Europe's biggest bank, HSBC, have started the discussion, with chairman Stephen Green stressing a "real danger" that doctrinaire policy and demands that banks hold more capital could have perverse effects on the economy and society.
At a conference in London yesterday, Green told his audience that, "culminative enhancement of capital rations could easily withdraw credit from the economy and cause a fresh credit crunch." In turn, suggest his warnings, this could interrupt and delay an already fragile recovery.
"Indiscriminate tightening" of regulation rules
Green's concerns have been backed by Emilio Botín, chairman of Spain's Santander, the eurozone's biggest bank by market capitalisation, who agreed that "indiscriminate tightening" of regulation rules would only be counterproductive. Botín also defended large international banks' role in the ensuing recovery, emphasising how "we must not underestimate risk."
At a separate conference at Santander's Spanish headquarters, Botín warned that regulators must not "tip the scales too far the other way and indiscriminately establish greater capital requirements that will undoubtedly affect the cost of lending and access to credit."
Debate
But concerns by some banks have been counteracted by others within the eurozone. Former French central bank governor Jacques de Larosière, for instance, who recently chaired a high-level group charged with suggesting ways to improve supervision in the EU, is urging that his set of proposals not be watered down. "It strikes the right balance and must not be weakened. If we start tinkering then we are back to square one," he warned.
Overall, bankers' attitude towards proposed rules and regulations differ greatly across Europe. Those in attendance at Santander's conference near Madrid, for instance, all expressed surprise not over Botín's arguments in favour of modest capital rules but, by the agreement of some of the other participants from governments and international organisations.
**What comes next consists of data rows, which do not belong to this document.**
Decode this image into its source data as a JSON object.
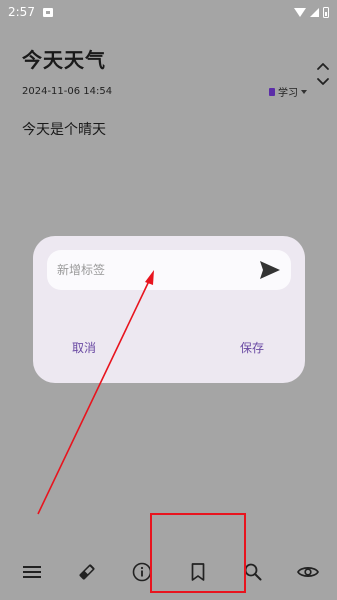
{
  "status_bar": {
    "time": "2:57"
  },
  "note": {
    "title": "今天天气",
    "datetime": "2024-11-06 14:54",
    "category": "学习",
    "body": "今天是个晴天"
  },
  "dialog": {
    "input_placeholder": "新增标签",
    "cancel_label": "取消",
    "save_label": "保存"
  },
  "colors": {
    "background": "#a5a5a5",
    "dialog_bg": "#ede8f1",
    "accent": "#6a4aa3",
    "annotation": "#e8141e",
    "category_icon": "#5b2da8"
  },
  "toolbar": {
    "icons": [
      "menu-icon",
      "eraser-icon",
      "info-icon",
      "bookmark-icon",
      "search-icon",
      "eye-icon"
    ]
  }
}
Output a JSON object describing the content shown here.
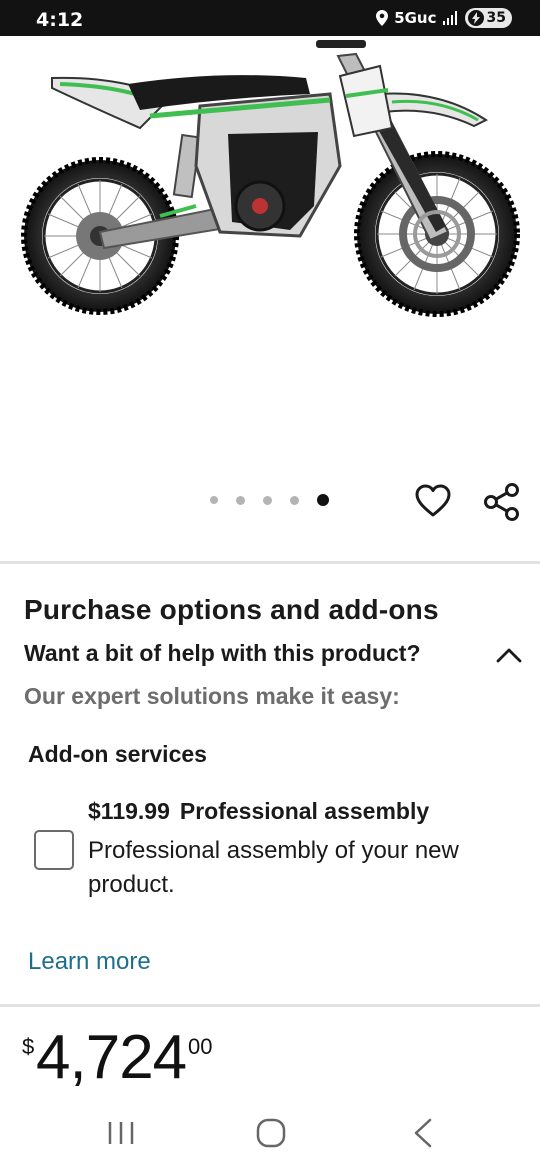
{
  "status_bar": {
    "time": "4:12",
    "network": "5Guc",
    "battery": "35"
  },
  "product": {
    "image_alt": "Electric dirt bike (green, black and white)",
    "carousel": {
      "count": 5,
      "active_index": 4
    }
  },
  "purchase_options": {
    "title": "Purchase options and add-ons",
    "help_question": "Want a bit of help with this product?",
    "expert_tagline": "Our expert solutions make it easy:",
    "addon_heading": "Add-on services",
    "addon": {
      "price": "$119.99",
      "name": "Professional assembly",
      "description": "Professional assembly of your new product.",
      "checked": false
    },
    "learn_more": "Learn more"
  },
  "price": {
    "currency": "$",
    "whole": "4,724",
    "cents": "00"
  },
  "colors": {
    "accent_link": "#1c6f8c",
    "bike_green": "#3fbf4f"
  },
  "icons": [
    "location-icon",
    "signal-icon",
    "battery-icon",
    "heart-icon",
    "share-icon",
    "chevron-up-icon",
    "recent-apps-icon",
    "home-icon",
    "back-icon"
  ]
}
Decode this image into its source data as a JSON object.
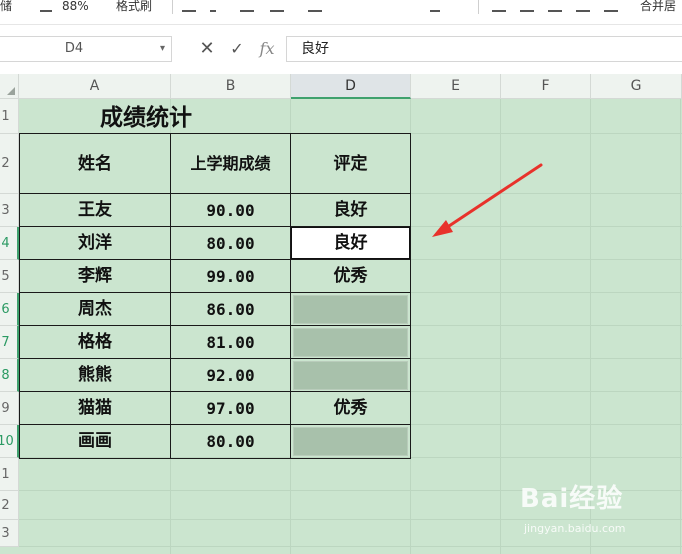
{
  "toolbar": {
    "partial_labels": [
      "储",
      "88%",
      "格式刷",
      "合并居"
    ]
  },
  "formula_bar": {
    "name_box": "D4",
    "cancel_icon": "close-icon",
    "confirm_icon": "check-icon",
    "fx_label": "fx",
    "value": "良好"
  },
  "columns": [
    "A",
    "B",
    "D",
    "E",
    "F",
    "G"
  ],
  "active_column": "D",
  "rows": [
    "1",
    "2",
    "3",
    "4",
    "5",
    "6",
    "7",
    "8",
    "9",
    "10",
    "1",
    "2",
    "3"
  ],
  "sheet": {
    "title": "成绩统计",
    "headers": [
      "姓名",
      "上学期成绩",
      "评定"
    ],
    "records": [
      {
        "name": "王友",
        "score": "90.00",
        "grade": "良好"
      },
      {
        "name": "刘洋",
        "score": "80.00",
        "grade": "良好"
      },
      {
        "name": "李辉",
        "score": "99.00",
        "grade": "优秀"
      },
      {
        "name": "周杰",
        "score": "86.00",
        "grade": ""
      },
      {
        "name": "格格",
        "score": "81.00",
        "grade": ""
      },
      {
        "name": "熊熊",
        "score": "92.00",
        "grade": ""
      },
      {
        "name": "猫猫",
        "score": "97.00",
        "grade": "优秀"
      },
      {
        "name": "画画",
        "score": "80.00",
        "grade": ""
      }
    ]
  },
  "colors": {
    "sheet_background": "#cbe5cf",
    "shaded_cell": "#a8c1ab",
    "selected_cell": "#ffffff",
    "annotation_arrow": "#e8322b"
  },
  "watermark": {
    "brand": "Bai经验",
    "url": "jingyan.baidu.com"
  }
}
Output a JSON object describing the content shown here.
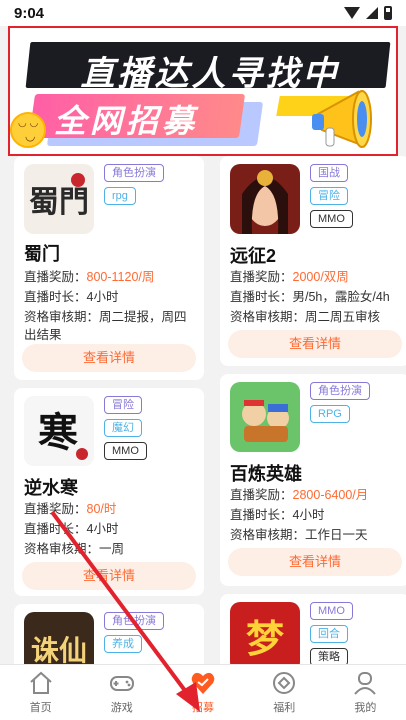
{
  "status": {
    "time": "9:04"
  },
  "banner": {
    "title": "直播达人寻找中",
    "subtitle": "全网招募"
  },
  "games": [
    {
      "name": "蜀门",
      "tags": [
        "角色扮演",
        "rpg"
      ],
      "reward_label": "直播奖励：",
      "reward": "800-1120/周",
      "duration": "直播时长：4小时",
      "review": "资格审核期：周二提报，周四出结果",
      "button": "查看详情"
    },
    {
      "name": "远征2",
      "tags": [
        "国战",
        "冒险",
        "MMO"
      ],
      "reward_label": "直播奖励：",
      "reward": "2000/双周",
      "duration": "直播时长：男/5h，露脸女/4h",
      "review": "资格审核期：周二周五审核",
      "button": "查看详情"
    },
    {
      "name": "逆水寒",
      "tags": [
        "冒险",
        "魔幻",
        "MMO"
      ],
      "reward_label": "直播奖励：",
      "reward": "80/时",
      "duration": "直播时长：4小时",
      "review": "资格审核期：一周",
      "button": "查看详情"
    },
    {
      "name": "百炼英雄",
      "tags": [
        "角色扮演",
        "RPG"
      ],
      "reward_label": "直播奖励：",
      "reward": "2800-6400/月",
      "duration": "直播时长：4小时",
      "review": "资格审核期：工作日一天",
      "button": "查看详情"
    },
    {
      "name": "",
      "tags": [
        "角色扮演",
        "养成"
      ]
    },
    {
      "name": "",
      "tags": [
        "MMO",
        "回合",
        "策略"
      ]
    }
  ],
  "thumbs": {
    "shumen": "蜀門",
    "nishuihan": "寒",
    "zhuxian": "诛仙",
    "meng": "梦"
  },
  "nav": [
    {
      "label": "首页",
      "icon": "home-icon"
    },
    {
      "label": "游戏",
      "icon": "gamepad-icon"
    },
    {
      "label": "招募",
      "icon": "recruit-icon"
    },
    {
      "label": "福利",
      "icon": "gift-icon"
    },
    {
      "label": "我的",
      "icon": "profile-icon"
    }
  ],
  "colors": {
    "accent": "#ff6a33",
    "annotation": "#e2222c"
  }
}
As such, larger banks, accused of depending too much on state support, are now arguing that size itself does not increase the "systemic risk" posed by a bank's risk management. Now big banks such as Spain's Santander and BBVA - the biggest two in Spain - suggest that much depends on whether a bank is engaged primarily in relatively safe retail banking and how much risk management plays a role within a large bank's operations.